Um descuido comum — deixar vencer um exame exigido por lei — pode resultar em uma multa de quase R$ 1,4 mil, aplicada de forma automática, sem qualquer abordagem em fiscalização de rua.
Falta de exame gera punição mesmo com CNH válida
A penalidade está prevista no Código de Trânsito Brasileiro e se aplica a condutores com habilitação nas categorias C, D e E. O ponto que costuma causar confusão é que a obrigação não está ligada diretamente à validade da CNH, mas sim ao exame toxicológico periódico, que deve ser renovado a cada dois anos e meio por motoristas com menos de 70 anos.
Caso o prazo seja ultrapassado em mais de 30 dias, o sistema registra a infração automaticamente — mecanismo conhecido como “multa de balcão”. Nesse cenário, o condutor recebe uma infração gravíssima, com sete pontos na carteira e multa de R$ 1.467,35, mesmo que não esteja dirigindo no momento.
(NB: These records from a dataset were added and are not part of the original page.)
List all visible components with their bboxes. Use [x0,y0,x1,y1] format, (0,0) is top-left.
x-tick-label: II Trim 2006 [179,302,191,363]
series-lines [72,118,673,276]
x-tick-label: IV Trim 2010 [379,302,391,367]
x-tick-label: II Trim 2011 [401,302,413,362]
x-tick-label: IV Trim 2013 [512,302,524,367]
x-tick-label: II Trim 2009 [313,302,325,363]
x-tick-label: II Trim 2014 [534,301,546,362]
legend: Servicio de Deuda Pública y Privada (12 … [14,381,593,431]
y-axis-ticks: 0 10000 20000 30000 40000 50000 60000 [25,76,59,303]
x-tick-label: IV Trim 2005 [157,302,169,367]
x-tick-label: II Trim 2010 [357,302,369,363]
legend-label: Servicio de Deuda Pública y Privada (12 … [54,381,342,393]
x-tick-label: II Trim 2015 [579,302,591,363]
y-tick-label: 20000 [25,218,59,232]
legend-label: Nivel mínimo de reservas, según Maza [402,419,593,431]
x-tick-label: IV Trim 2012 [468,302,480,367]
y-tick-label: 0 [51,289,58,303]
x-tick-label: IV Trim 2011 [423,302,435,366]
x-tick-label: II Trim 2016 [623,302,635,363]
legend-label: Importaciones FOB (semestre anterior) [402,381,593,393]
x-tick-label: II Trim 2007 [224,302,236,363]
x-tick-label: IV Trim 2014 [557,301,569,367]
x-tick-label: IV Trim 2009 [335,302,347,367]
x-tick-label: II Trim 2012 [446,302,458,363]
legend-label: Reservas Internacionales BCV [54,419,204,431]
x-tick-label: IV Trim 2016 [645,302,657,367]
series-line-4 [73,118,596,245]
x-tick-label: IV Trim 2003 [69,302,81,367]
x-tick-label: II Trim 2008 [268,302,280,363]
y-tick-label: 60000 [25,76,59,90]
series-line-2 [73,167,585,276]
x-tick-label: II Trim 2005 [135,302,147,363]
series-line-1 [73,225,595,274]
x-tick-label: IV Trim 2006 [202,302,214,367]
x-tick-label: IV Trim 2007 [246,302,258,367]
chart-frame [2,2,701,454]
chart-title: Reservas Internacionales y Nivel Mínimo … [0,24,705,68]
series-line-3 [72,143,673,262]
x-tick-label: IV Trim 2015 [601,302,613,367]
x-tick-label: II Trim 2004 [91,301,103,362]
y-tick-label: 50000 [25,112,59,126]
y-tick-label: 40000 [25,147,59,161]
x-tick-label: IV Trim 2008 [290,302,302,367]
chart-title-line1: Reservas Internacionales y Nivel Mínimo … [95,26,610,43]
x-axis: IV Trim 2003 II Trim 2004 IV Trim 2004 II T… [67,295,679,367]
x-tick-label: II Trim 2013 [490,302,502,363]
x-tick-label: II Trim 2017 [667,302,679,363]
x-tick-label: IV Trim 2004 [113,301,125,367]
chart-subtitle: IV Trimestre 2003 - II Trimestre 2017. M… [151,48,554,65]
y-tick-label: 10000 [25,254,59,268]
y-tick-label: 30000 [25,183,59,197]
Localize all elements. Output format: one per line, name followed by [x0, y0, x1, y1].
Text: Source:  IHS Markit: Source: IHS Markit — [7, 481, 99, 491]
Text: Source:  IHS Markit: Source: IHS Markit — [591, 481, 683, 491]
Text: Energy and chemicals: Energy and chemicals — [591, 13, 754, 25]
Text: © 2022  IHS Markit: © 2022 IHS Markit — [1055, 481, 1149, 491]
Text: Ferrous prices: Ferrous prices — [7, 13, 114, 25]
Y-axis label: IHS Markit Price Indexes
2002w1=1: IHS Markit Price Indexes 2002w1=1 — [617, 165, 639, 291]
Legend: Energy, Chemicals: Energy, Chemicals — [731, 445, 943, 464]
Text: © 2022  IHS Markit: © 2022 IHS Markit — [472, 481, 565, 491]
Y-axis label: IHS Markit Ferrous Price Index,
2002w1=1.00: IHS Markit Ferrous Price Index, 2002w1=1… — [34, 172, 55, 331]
De acordo com alertas feitos por órgãos de trânsito, como o Detran do Espírito Santo, o cruzamento de dados tornou esse tipo de fiscalização mais rigoroso. A recomendação é acompanhar com frequência a data do último exame, evitando confiar apenas na validade impressa na CNH.
O exame toxicológico utiliza amostras de cabelo, pelos ou unhas e tem uma janela de detecção mínima de 90 dias. Ele identifica o consumo de substâncias que comprometem a capacidade de direção, mesmo que o uso não seja recente.
A consulta da situação do exame pode ser feita pelo aplicativo Carteira Digital de Trânsito ou nos sistemas mantidos pela Secretaria Nacional de Trânsito. Já a coleta deve ocorrer exclusivamente em laboratórios credenciados.
Além da multa, o motorista irregular pode enfrentar bloqueios para renovar a habilitação e, em casos mais graves, suspensão temporária do direito de dirigir.